Jo-Jo at the Gate of Lions is the first feature film written and directed by Britta Sjogren. It premiered in dramatic competition at the 1993 Sundance Film Festival and subsequently was featured in several film festivals. In this contemporary Joan of Arc story, a troubled young woman believes that by resisting her desires, she can prevent nuclear war.

==Plot==
Jo-Jo is a young woman who hears voices. She meets and falls in love with Jon, an astronomer with whom she feels a strange affinity. For Jon, life is complete once he has found Jo-Jo; his destiny is achieved.
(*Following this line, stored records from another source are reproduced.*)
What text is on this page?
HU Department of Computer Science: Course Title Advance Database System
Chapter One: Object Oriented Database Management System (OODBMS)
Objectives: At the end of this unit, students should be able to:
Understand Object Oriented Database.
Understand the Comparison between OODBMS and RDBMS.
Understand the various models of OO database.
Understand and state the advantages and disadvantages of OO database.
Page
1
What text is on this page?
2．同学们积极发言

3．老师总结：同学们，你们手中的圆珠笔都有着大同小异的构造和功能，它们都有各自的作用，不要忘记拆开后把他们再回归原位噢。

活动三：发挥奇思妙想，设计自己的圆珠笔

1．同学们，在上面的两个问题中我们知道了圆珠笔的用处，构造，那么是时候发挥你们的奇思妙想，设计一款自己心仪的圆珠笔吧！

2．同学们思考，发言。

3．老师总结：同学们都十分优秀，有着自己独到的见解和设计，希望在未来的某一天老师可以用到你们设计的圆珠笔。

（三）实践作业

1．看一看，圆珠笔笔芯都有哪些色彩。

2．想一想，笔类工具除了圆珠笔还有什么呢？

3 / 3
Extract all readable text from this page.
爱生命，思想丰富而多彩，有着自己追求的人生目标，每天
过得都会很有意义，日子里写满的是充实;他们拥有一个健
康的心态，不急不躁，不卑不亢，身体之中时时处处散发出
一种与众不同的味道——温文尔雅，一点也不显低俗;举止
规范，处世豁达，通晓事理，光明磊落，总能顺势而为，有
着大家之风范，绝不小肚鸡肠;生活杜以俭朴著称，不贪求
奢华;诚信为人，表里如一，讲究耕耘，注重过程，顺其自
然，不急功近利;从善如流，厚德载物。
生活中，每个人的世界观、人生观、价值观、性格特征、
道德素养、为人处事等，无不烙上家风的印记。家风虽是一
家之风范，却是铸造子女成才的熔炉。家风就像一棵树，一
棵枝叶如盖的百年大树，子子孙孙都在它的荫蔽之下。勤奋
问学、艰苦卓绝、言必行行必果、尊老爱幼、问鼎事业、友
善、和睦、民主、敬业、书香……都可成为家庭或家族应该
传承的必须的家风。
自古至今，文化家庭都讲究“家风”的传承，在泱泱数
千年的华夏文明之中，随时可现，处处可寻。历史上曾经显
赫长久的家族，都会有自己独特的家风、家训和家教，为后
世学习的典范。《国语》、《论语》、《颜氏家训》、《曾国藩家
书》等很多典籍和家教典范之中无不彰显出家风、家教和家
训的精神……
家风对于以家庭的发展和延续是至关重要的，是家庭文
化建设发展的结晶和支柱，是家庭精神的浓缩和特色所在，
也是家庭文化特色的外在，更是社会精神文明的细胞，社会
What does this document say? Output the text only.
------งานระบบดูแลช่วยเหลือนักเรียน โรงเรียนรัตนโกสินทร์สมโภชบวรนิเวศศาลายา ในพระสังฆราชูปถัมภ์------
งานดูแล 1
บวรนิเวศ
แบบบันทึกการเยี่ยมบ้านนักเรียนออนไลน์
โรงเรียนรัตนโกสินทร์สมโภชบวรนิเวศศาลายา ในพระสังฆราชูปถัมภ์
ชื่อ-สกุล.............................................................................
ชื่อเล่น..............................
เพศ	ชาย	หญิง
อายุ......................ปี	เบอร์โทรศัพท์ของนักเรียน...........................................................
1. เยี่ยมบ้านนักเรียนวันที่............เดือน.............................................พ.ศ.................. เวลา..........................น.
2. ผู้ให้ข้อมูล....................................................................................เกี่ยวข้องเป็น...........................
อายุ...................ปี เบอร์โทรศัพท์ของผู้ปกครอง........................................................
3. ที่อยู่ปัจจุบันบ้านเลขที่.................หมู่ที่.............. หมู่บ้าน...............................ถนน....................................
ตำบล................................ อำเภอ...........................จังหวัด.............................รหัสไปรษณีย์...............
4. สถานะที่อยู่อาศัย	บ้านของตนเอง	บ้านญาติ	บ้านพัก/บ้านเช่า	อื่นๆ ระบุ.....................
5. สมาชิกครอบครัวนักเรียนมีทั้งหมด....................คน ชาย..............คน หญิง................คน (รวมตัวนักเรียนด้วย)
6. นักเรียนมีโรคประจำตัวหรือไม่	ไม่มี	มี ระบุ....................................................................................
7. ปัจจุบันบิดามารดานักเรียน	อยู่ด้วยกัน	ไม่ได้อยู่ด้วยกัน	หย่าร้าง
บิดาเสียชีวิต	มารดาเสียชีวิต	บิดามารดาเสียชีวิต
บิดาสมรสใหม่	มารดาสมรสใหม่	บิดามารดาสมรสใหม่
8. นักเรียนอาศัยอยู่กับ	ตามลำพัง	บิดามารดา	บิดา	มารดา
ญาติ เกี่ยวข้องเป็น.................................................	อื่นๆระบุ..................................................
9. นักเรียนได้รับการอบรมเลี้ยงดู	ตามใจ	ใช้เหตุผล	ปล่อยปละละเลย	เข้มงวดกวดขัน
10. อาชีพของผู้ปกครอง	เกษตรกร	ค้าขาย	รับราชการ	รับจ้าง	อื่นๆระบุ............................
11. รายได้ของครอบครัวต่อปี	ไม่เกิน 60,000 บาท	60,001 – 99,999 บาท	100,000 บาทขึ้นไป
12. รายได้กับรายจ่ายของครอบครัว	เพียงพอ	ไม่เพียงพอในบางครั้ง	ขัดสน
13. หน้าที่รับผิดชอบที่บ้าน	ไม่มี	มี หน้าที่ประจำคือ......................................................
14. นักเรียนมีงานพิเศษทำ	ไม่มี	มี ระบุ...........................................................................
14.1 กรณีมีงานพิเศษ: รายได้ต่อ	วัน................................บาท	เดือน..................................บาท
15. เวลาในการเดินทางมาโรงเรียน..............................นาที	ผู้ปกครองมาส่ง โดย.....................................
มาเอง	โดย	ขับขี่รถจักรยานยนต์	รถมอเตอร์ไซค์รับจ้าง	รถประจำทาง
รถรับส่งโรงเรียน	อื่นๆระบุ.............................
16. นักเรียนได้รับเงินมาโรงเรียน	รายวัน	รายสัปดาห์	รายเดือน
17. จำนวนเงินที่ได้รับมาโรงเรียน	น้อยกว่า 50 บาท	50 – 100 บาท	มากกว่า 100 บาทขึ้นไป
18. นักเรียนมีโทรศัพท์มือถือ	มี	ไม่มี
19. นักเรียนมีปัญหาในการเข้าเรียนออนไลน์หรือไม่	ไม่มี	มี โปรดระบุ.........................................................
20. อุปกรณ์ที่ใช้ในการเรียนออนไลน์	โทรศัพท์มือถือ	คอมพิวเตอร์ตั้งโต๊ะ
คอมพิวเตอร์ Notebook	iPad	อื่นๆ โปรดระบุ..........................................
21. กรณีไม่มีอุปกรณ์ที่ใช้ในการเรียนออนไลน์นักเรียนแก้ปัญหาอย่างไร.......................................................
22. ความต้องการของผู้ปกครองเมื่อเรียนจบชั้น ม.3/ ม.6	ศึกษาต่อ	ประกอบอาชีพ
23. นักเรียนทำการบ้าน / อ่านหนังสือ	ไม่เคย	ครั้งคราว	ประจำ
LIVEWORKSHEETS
However, Jo-Jo's voices tell her that she must sacrifice her desire for a simple happiness with Jon if she is to fulfill the strange and elusive destiny in store for her. She believes that by resisting what she wants, she may be able in some mysterious and mystical way to prevent nuclear war. The voices compel her to accept as part of her fate a relationship with Luke, a shadowy phone-sex entrepreneur who persuades her to come work for him. Caught between these two men, her destiny and her desires, Jo-Jo withdraws from the demands and joys of the real world. Embracing inward retreat, she gives herself over to the voices, and their message—of passion, fear, and spiritual transfiguration.

==Cast==
- Lorie Marino as Jo-Jo
- Chris Shearer as Jon
- David Schultz as Luke
- Beatrice Hayes as Old Woman
- Rosanna as Rosanna
- Kate Griba as Katie
- Teckla Tibbs as Voice
- Caveh Zahedi as Phone Rapist

==Production==
Jo-Jo at the Gate of Lions was a film born out of Sjogren's theoretical interests. The film was highly influenced by feminist film theory. As a modern Joan of Arc tale, Sjogren's work examines the force of contemporary female martyrdom. Jo-Jo explores the potential of the voice and voice-over to disrupt and reframe the image.

==Awards==
After premiering in dramatic competition at the 1993 Sundance Film Festival, Jo-Jo at the Gate of Lions played a number of film festivals garnering critical reception and awards. Jo-Jo won Best First Feature at the Créteil International Women's Film Festival in Créteil, France and Best Narrative Film at the Atlanta Film Festival while also being featured in the Torino Festival and the Helsinki International Festival.